Hi, I am interested in keeping the columns A D F H J N. (I do not understand how the selection with the repmat works in this case, that is what you are doing with the line with the repmat, i.e. for example what the 1 and the 5 do in repmat('%*f',1,5)) etc. thanks,k

Note that I do not know the lenght of the data in the files (this file is just an example).

dpb on 19 Sep 2014

Direct link to this comment

https://physical-modeling.mathworks.com/matlabcentral/answers/155299-how-to-extract-column-data-from-a-csv-file-in-vectors#comment_238134

  • Link

    Direct link to this comment

    https://physical-modeling.mathworks.com/matlabcentral/answers/155299-how-to-extract-column-data-from-a-csv-file-in-vectors#comment_238134

Edited: dpb on 19 Sep 2014

Open in MATLAB Online

The repmat is simply replacing the explicit typing of N copies of the string with a counted number..."1,5" in this case is 1-row, 5 columns. See

doc repmat % for details

and/or simply try it at the command line and see what the result is.

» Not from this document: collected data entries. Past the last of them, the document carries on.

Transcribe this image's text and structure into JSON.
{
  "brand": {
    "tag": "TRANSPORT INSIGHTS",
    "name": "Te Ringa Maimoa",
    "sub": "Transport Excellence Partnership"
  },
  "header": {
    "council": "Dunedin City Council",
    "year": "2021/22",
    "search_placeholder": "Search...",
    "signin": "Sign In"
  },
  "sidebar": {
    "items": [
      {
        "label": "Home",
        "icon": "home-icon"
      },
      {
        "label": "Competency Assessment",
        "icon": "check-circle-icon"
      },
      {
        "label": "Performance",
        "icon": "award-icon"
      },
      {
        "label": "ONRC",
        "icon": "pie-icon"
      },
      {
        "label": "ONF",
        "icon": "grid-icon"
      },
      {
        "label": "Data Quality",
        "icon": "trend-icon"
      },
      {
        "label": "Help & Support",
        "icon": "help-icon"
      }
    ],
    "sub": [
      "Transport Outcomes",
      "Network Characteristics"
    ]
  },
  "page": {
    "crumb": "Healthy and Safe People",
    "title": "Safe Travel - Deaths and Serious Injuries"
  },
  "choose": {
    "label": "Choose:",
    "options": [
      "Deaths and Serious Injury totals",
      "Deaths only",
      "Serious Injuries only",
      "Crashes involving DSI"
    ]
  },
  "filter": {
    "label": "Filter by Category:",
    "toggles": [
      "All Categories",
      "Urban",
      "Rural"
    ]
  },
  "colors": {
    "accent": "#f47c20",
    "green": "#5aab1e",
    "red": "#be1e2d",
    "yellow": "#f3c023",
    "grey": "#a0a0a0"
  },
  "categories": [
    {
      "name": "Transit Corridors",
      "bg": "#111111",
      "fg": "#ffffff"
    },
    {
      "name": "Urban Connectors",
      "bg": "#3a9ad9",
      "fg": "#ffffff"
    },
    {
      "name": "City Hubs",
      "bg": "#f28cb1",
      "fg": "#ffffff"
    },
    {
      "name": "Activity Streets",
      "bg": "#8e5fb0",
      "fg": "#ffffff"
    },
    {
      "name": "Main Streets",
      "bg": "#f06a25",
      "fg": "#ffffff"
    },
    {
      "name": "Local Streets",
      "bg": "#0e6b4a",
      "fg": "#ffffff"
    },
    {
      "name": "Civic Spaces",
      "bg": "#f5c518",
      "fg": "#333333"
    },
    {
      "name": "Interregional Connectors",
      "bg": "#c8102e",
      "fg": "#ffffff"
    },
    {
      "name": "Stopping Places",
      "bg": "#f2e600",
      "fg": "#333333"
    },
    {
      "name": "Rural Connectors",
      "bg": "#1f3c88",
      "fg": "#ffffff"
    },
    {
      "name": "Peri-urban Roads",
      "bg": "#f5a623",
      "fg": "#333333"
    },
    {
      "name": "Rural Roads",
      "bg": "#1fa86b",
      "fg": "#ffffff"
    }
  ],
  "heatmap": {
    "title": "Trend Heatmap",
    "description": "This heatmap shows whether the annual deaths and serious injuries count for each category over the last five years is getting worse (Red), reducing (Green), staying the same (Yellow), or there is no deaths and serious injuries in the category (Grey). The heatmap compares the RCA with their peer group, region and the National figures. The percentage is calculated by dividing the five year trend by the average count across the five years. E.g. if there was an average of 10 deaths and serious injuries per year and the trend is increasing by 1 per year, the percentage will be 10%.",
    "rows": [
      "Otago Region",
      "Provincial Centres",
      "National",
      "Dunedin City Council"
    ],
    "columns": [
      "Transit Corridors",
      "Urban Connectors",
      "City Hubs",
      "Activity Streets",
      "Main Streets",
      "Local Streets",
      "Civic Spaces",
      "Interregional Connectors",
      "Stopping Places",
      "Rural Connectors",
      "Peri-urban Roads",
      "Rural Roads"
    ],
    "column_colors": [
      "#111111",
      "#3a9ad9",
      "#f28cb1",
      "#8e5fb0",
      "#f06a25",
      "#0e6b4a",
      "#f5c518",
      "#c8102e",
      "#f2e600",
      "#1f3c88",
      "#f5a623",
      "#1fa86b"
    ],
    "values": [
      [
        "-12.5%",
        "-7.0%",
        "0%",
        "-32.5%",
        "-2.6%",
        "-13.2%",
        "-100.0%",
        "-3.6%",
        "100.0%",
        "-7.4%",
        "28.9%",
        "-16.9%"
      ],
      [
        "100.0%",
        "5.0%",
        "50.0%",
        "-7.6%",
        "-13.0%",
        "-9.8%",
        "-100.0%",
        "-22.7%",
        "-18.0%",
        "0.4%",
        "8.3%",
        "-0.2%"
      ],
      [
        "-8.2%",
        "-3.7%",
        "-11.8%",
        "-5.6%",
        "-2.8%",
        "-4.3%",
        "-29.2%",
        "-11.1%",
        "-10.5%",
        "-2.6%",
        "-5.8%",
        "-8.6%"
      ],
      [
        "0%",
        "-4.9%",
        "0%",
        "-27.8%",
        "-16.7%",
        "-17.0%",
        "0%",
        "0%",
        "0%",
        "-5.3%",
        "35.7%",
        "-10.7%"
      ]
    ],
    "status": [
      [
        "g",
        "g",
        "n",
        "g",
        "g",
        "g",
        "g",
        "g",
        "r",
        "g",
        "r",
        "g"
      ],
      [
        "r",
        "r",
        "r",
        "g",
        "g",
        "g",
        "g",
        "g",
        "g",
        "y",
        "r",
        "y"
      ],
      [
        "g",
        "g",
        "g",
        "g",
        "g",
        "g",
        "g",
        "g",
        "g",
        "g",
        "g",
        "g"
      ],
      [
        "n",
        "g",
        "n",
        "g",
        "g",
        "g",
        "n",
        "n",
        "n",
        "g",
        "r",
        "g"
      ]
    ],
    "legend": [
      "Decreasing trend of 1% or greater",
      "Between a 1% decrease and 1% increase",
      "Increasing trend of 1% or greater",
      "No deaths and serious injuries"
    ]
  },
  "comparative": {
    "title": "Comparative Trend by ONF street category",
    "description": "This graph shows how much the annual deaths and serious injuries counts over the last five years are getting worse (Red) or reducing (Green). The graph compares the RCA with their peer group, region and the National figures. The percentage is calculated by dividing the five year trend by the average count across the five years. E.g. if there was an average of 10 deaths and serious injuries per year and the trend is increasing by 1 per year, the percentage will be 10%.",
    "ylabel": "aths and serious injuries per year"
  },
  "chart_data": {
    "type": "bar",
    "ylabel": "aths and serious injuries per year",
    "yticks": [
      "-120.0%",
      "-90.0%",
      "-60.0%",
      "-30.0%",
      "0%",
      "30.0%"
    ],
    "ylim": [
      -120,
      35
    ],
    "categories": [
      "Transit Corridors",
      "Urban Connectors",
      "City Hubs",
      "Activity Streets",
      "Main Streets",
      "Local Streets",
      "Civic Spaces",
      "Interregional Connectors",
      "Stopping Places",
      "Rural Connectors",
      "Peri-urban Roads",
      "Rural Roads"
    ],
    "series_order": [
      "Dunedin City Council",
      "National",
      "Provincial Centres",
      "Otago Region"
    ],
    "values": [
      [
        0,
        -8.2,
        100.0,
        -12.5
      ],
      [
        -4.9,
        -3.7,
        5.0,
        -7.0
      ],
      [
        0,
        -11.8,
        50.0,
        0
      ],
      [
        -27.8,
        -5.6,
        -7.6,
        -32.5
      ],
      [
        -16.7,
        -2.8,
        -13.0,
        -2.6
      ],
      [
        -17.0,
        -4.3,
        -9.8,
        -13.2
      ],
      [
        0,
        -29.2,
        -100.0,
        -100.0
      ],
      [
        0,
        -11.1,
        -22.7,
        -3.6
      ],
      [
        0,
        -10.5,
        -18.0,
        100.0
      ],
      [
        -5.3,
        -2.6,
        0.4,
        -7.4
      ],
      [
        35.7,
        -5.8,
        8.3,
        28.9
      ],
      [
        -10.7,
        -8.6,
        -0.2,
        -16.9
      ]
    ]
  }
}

...I do not know the length of the data in the files...

You mean rows or columns by "length" in this context? Number of rows is immaterial, the number of columns is more significant as the format string used controls the arrangement in the return cell array--having that mismatch caused all the extra blanks in your sample case you posted.

Mohammad's suggestion with the new table data structure may be convenient if you're using a recent-enough release (R2013+ I think; I am at R2012b here so don't have the full facility to see what it does with all the trailing empty columns).

It will, as far as I know, read the full array but it would be relatively easy as noted to select the columns wanted from that. OTOH, if you know the specific columns wanted, using the '%*' form of the format string for the unwanted columns will remove them from consideration at the git-go. You do need to know the actual number of columns total, however. If worst comes to worst, you can always read in the first line and count commas to ascertain that value.

Sign in to comment.

How to extract column data from a csv file in vectors (2024)

References

Top Articles
Latest Posts
Article information

Author: Catherine Tremblay

Last Updated:

Views: 6298

Rating: 4.7 / 5 (47 voted)

Reviews: 94% of readers found this page helpful

Author information

Name: Catherine Tremblay

Birthday: 1999-09-23

Address: Suite 461 73643 Sherril Loaf, Dickinsonland, AZ 47941-2379

Phone: +2678139151039

Job: International Administration Supervisor

Hobby: Dowsing, Snowboarding, Rowing, Beekeeping, Calligraphy, Shooting, Air sports

Introduction: My name is Catherine Tremblay, I am a precious, perfect, tasty, enthusiastic, inexpensive, vast, kind person who loves writing and wants to share my knowledge and understanding with you.